There are also congenital foot conditions which produce a flatfoot appearance without the effects of gait:
- Congenital vertical talus, which presents at birth with a severe planovalgus deformity. It is outside the scope of this work.
- Tarsal coalition, a failure of segmentation of the cartilaginous tarsal model in early foetal development. The commonest coalitions are:
- Calcaneonavicular
- Talocalcaneal
Clinically the main distinction is between:
- Feet with a low arch but no rotation into planovalgus – almost always clinically irrelevant but the patient or parents may require reassurance that this is a normal appearance.
- Flexible overpronated feet without any other pathology such as arthritis, muscular imbalance or tendonopathy. The arch reappears and the heel moves into varus on tiptoe or when the great toe is dorsiflexed (Jack test), as the plantar fascia tightens. Some of these feet rub uncomfortably on shoes or ache in the arch or at other sites. Again, reassurance that this is a normal variant may be all that is required. Symptomatic feet may benefit from orthotic treatment but there is rarely an indication for surgery. Very occasionally, there is an indication for Achilles tendon lengthening, medial displacement calcaneal osteotomy or stabilisation with a medial soft tissue plication or localised arthrodesis. The use of silastic inserts in the sinus tarsi (subtalar arthroeresis) has been promoted but the evidence for their long-term benefit is slim and serious complications have been reported.
- Overpronated feet with evidence of tibialis posterior tendonopathy
- Stiff overpronated feet, which may be simple flexible feet which have stiffened with age, or may have arthritis or muscle imbalance
- Arthritic flatfeet may require investigation to identify the rheumatological diagnosis if this has not been done. Treatment is directed at control of arthritis and protection against deforming forces with orthoses, either in-shoe or external devices.
- Neuromuscular flatfeet may occur particularly in myelomeningocoele or spastic cerebral palsy. Full neurological assessment is required. Orthoses, usually external devices such as knee-ankle-foot orthoses (KAFOs) may protect against further deformity and give support to allow walking. Some of these patients will need soft tissue procedures, tendon transfers or hindfoot fusions, usually triple fusions to prevent and treat progressive deformity.

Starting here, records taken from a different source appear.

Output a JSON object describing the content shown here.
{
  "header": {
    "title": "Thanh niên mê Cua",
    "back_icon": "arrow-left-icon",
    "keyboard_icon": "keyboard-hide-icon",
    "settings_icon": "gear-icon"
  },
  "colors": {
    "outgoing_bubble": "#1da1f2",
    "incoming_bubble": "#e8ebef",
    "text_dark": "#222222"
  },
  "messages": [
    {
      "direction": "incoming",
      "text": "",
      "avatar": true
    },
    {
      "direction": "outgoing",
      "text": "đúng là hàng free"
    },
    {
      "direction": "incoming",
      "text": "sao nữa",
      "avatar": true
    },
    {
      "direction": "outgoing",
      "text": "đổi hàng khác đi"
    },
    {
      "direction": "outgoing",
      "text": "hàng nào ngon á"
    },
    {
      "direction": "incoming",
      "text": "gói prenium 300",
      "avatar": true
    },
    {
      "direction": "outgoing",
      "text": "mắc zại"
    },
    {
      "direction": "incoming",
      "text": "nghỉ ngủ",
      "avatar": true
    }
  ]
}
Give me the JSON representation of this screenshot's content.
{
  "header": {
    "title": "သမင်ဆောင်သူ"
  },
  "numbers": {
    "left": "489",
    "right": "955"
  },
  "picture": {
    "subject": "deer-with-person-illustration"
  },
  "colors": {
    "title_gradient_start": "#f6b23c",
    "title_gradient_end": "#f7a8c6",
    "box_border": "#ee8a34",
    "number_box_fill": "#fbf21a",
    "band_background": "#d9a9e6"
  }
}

Clinical assessment of a patient with flat feet is aimed at:
- Deciding whether there are any actual symptoms needing intervention
- Identifying underlying arthritis, neurological disease or skeletal abnormalities
- Assessing flexibility and correctibility
- Identifying any unconnected conditions which could be causing any symptoms of which the patient complains
Management often consists solely of reassurance and advice to pursue normal activities. If the patient has symptoms which may be helped by orthotic treatment, this should usually be under the supervision of a podiatrist or orthotists who can produce and manage devices. Surgical involvement is not usually required. The most important team member is the one who can restrain more therapeutically aggressive colleagues from interfering with normal feet!